Per non parlare della menzogna, così incontenibile nella bocca di alcuni, al punto che costoro non riescono più a dire la verità nemmeno per sbaglio.
Per non parlare poi di vere e proprie dipendenze, come quella dalla droga o dall’alcool, che sono vere e proprie terribili schiavitù.
Gesù rispose loro: “In verità, in verità vi dico che chi commette il peccato è schiavo del peccato.  Giovanni 8:34
Il cristiano è libero. Può scegliere. E’ libero di servire Dio, ma anche di scegliere di non farlo.
Lo stesso non si dica del peccatore. Il peccato è un laccio al collo, una schiavitù pesante, terribile, dalla quale non è possibile fuggire senza invocare l’aiuto dell’Altissimo. Per questo è indispensabile l’opera potente dello Spirito Santo stesso, per cambiare il cuore dell’uomo, aprire le sue orecchie e renderlo sensibile alla voce di Dio, alla Sua Parola.
Vi sono due immagini molto belle nella scrittura per descrivere come il Signore ci ha liberati.
” … Gesù Cristo, il testimone fedele, il primogenito dei morti e il principe dei re della terra. A lui che ci ama, e ci ha liberati dai nostri peccati con il suo sangue,  che ha fatto di noi un regno e dei sacerdoti del Dio e Padre suo”.  Apocalisse 1:5-6
Lo schiavo dell’antichità poteva letteralmente pagare la propria libertà, pagando un corrispettivo come riscatto. La Bibbia usa questa metafora e ci dice che il sangue versato da Gesù sulla croce è il prezzo pagato perché noi fossimo riscattati, liberati, e da schiavi del peccato potessimo essere liberi servitori della giustizia e di Dio.

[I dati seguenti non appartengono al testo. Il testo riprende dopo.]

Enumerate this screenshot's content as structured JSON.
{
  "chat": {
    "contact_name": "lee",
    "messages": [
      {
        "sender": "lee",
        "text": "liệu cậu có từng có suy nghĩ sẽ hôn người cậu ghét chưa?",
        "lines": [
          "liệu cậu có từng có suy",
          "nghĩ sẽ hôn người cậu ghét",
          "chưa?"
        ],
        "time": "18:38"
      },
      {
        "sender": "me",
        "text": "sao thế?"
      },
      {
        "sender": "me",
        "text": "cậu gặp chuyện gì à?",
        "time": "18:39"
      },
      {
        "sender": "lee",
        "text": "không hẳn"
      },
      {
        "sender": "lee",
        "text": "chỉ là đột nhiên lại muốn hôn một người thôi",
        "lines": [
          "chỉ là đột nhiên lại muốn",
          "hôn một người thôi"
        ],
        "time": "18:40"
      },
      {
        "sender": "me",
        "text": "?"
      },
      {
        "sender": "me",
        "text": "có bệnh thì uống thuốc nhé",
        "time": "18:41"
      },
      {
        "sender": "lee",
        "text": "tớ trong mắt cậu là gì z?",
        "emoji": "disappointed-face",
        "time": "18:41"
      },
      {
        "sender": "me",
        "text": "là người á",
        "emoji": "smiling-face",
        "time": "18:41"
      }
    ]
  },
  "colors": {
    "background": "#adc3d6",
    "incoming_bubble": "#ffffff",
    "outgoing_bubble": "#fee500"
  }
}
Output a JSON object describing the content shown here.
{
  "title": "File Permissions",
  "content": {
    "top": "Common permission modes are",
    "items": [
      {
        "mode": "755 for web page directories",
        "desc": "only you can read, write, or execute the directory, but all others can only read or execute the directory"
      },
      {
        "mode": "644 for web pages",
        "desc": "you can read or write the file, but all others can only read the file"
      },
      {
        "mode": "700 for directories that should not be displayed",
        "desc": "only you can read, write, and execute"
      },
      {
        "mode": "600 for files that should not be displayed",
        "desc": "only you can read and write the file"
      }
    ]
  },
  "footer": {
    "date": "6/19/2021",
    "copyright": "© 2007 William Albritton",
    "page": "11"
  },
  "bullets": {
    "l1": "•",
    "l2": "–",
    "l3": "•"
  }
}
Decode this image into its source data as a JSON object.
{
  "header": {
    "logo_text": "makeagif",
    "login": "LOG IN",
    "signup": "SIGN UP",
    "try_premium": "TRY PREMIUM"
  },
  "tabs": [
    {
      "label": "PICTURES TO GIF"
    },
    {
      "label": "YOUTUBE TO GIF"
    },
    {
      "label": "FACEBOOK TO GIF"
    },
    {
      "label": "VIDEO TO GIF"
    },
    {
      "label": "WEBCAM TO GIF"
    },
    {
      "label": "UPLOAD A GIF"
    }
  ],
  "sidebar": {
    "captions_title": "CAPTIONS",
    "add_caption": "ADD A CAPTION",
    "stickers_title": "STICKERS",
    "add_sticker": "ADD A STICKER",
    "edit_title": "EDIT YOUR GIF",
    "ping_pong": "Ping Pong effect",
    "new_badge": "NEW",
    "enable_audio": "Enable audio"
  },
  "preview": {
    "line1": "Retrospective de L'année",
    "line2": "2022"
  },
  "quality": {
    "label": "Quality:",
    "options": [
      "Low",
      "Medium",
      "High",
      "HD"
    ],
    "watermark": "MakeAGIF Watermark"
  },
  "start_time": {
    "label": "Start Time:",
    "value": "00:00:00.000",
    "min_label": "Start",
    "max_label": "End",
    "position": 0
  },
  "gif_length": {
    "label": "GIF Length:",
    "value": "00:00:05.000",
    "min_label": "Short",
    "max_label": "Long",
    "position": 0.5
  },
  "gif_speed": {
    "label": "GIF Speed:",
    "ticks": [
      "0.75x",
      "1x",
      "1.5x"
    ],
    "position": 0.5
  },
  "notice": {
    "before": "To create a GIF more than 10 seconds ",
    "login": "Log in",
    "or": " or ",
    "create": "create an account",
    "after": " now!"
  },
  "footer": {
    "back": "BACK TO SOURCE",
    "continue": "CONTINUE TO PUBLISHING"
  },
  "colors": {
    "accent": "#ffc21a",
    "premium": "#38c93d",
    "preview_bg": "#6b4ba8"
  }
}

“… appunto come il Figlio dell’uomo non è venuto per essere servito ma per servire e per dare la sua vita come prezzo di riscatto per molti.”  Matteo 20:28
“Voi siete stati riscattati a caro prezzo; non diventate schiavi degli uomini.” 1 Corinzi 7.23
“Questo è buono e gradito davanti a Dio, nostro Salvatore, il quale vuole che tutti gli uomini siano salvati e vengano alla conoscenza della verità. Infatti c’è un solo Dio e anche un solo mediatore fra Dio e gli uomini, Cristo Gesù uomo, che ha dato sé stesso come prezzo di riscatto per tutti; 1 Timoteo 2:3-6
Dopo averci dato la libertà, Dio ci dà anche la dignità, una dignità della quale il peccato ci voleva spogliare.

“Io non vi chiamo più servi, perché il servo non sa quello che fa il suo signore; ma vi ho chiamati amici, perché vi ho fatto conoscere tutte le cose che ho udite dal Padre mio”. Giovanni 15:15

Gesù ci chiama suoi amici ed io non so quale privilegio possa essere più grande di questo!
Ma forse ve ne è un altro che sta allo stesso livello.
“Ora, colui che pianta e colui che annaffia sono una medesima cosa, ma ciascuno riceverà il proprio premio secondo la propria fatica. Noi siamo infatti collaboratori di Dio, voi siete il campo di Dio, l’edificio di Dio”. 1 Corinzi 3:8-9.
Ricordo quando per la prima volta il mio capo si rivolse a me davanti ad altre persone definendomi un suo collaboratore – quindi non solo uno alle sue dipendenze, un impiegato, ma una persona che lavorava con lui, insieme a lui, per portare avanti, in quel caso, l’azienda.
Inutile dire quanto sia bello immaginare, anzi, essere coscienti di essere collaboratori di Dio! Anche scrivendo questo articolo, è meravigliosa la consapevolezza di fare tutto insieme al Signore e per l’opera del Signore.
Cerchiamo libertà  … cerchiamola nel Signore.
Cerchiamo dignità … cerchiamola nel Signore.
Egli solo è la fonte di ogni bene per l’uomo.